ABSTRACT

Adenomyosis, characterized by the invasion of endometrial glands and stroma in the uterine myometrium, is a common benign gynecologic disease. Adenomyosis causes menorrhagia, irregular bleeding, dysmenorrhea, infertility, and (in some cases) recurrent abortions. Conservative medical management is limited, and for those desirous of pregnancy, surgical excision by adenomyomectomy is an option. Judicious use of two-dimensional ultrasonography and magnetic resonance imaging helps to plan the adenomyomectomy. Adenomyomectomy is a cytoreductive surgery, and maximum tissue is excised through various methods, such as wedge resection, transverse H incision, and the triple-flap method. Laparoscopic adenomyomectomy has been shown to be effective with reduced morbidity and good outcomes.
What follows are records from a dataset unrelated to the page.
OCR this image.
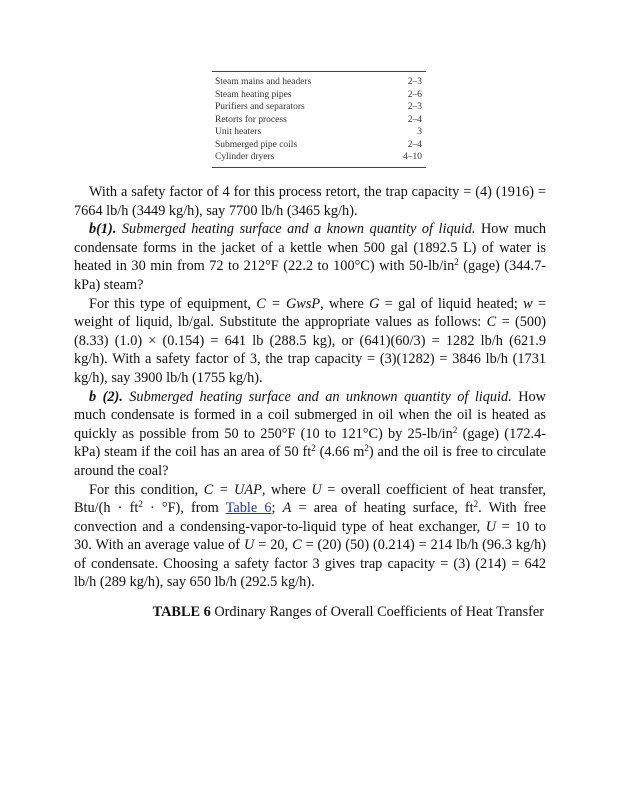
Steam mains and headers	2–3
Steam heating pipes	2–6
Purifiers and separators	2–3
Retorts for process	2–4
Unit heaters	3
Submerged pipe coils	2–4
Cylinder dryers	4–10

With a safety factor of 4 for this process retort, the trap capacity = (4) (1916) = 7664 lb/h (3449 kg/h), say 7700 lb/h (3465 kg/h).

b(1). Submerged heating surface and a known quantity of liquid. How much condensate forms in the jacket of a kettle when 500 gal (1892.5 L) of water is heated in 30 min from 72 to 212°F (22.2 to 100°C) with $50-lb/in^2$ (gage) (344.7-kPa) steam?

For this type of equipment, C = GwsP, where G = gal of liquid heated; w = weight of liquid, lb/gal. Substitute the appropriate values as follows: C = (500) (8.33) (1.0) × (0.154) = 641 lb (288.5 kg), or (641)(60/3) = 1282 lb/h (621.9 kg/h). With a safety factor of 3, the trap capacity = (3)(1282) = 3846 lb/h (1731 kg/h), say 3900 lb/h (1755 kg/h).

b (2). Submerged heating surface and an unknown quantity of liquid. How much condensate is formed in a coil submerged in oil when the oil is heated as quickly as possible from 50 to 250°F (10 to 121°C) by $25-lb/in^2$ (gage) (172.4-kPa) steam if the coil has an area of 50 $ft^2$ (4.66 $m^2$) and the oil is free to circulate around the coal?

For this condition, C = UAP, where U = overall coefficient of heat transfer, $Btu/(h \cdot ft^2 \cdot ^\circ F)$, from Table 6; A = area of heating surface, $ft^2$. With free convection and a condensing-vapor-to-liquid type of heat exchanger, U = 10 to 30. With an average value of U = 20, C = (20) (50) (0.214) = 214 lb/h (96.3 kg/h) of condensate. Choosing a safety factor 3 gives trap capacity = (3) (214) = 642 lb/h (289 kg/h), say 650 lb/h (292.5 kg/h).

TABLE 6 Ordinary Ranges of Overall Coefficients of Heat Transfer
Various methods can be applied to reduce blood loss, such as use of vasopressin and ligation of uterine arteries before dissection. The postoperative pregnancy rate also varies between 17.5% and 72.7%. The risk of uterine rupture due to pregnancy, after removal of a uterine adenomyosis, is more than 1.0%. Rupture risk depends on the method of excision, the amount of removal, extent of defect, and method of closure. Good obliteration of the dead space with U-shaped sutures to approximate the edges is recommended. Adenomyomectomy is a feasible surgery with good preservation of fertility and outcomes.